As we all know, the pandemic has made it clear that if you’re living with certain chronic health issues or certain kinds of disability, if you’re older, if you are poor, if you live in poorer parts of the country, your capacity to weather the storm has been dramatically impacted by everything from the government’s competence when it comes to public health messaging to your access to technology; and running through all these inequities is the imprint of structural racism. At the end of 2020 the Institute for Health Equity issued this plea:

We urge that the Government learns the lessons of the pandemic, prioritises greater equity and health, and works urgently to reduce the severity of the health crisis caused by the economic and social impacts of the pandemic and the societal response.

A series of health charities have pointed out that this plea has largely been ignored in this month’s budget statement. And at the same time, parts of government seem intent on curtailing vital debates in the cultural sector about this country’s pernicious colonial history. Without these open conversations how can we expect to build a representative sector?

It's been a rough year for so many of us. Everyone is tired, and low on imagination. It can be hard to push on with this weight set against the larger goal of challenging inequities.

And yet there are so many examples that can give us hope. We want to use our upcoming conference and awards to focus on these people and organisations who persist in challenging orthodoxy, in making change. Red Earth Collective in Birmingham, for example, works with the arts and through partnership with the NHS, with the third sector, with faith communities and higher education "to support and improve the mental health and well-being of marginalised and racialised communities.” Artists Zoë Palmer and Jennifer Farmer are using their Seasons for Change commission to bring together an intergenerational group of people of African heritage and British farmers, connecting climate justice and creative practice.
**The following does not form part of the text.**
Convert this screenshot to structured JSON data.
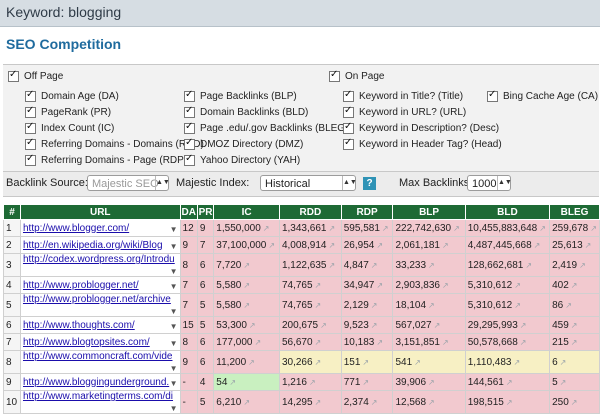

The Happy Museum project and Derby Museums are both leading the way in connecting wellbeing and ecological activism. Esther Fox of Accentuate has launched Curating for Change to tackle the underrepresentation of D/deaf and disabled people in our Museums. Our partners Voluntary Arts and artist layla-roxanne hill are all helping us understand how the economy impacts our wellbeing. These are just a few of over 30 brilliant panellists and performers we are excited to hear from between 21 and 23 April.

Culture, health and wellbeing is not always radical – indeed there is always the risk of the arts being used to paper over structural cracks in society – but it is our responsibility to amplify work that seeks not to obscure problems, but to reveal them, challenge them, and ultimately to change them.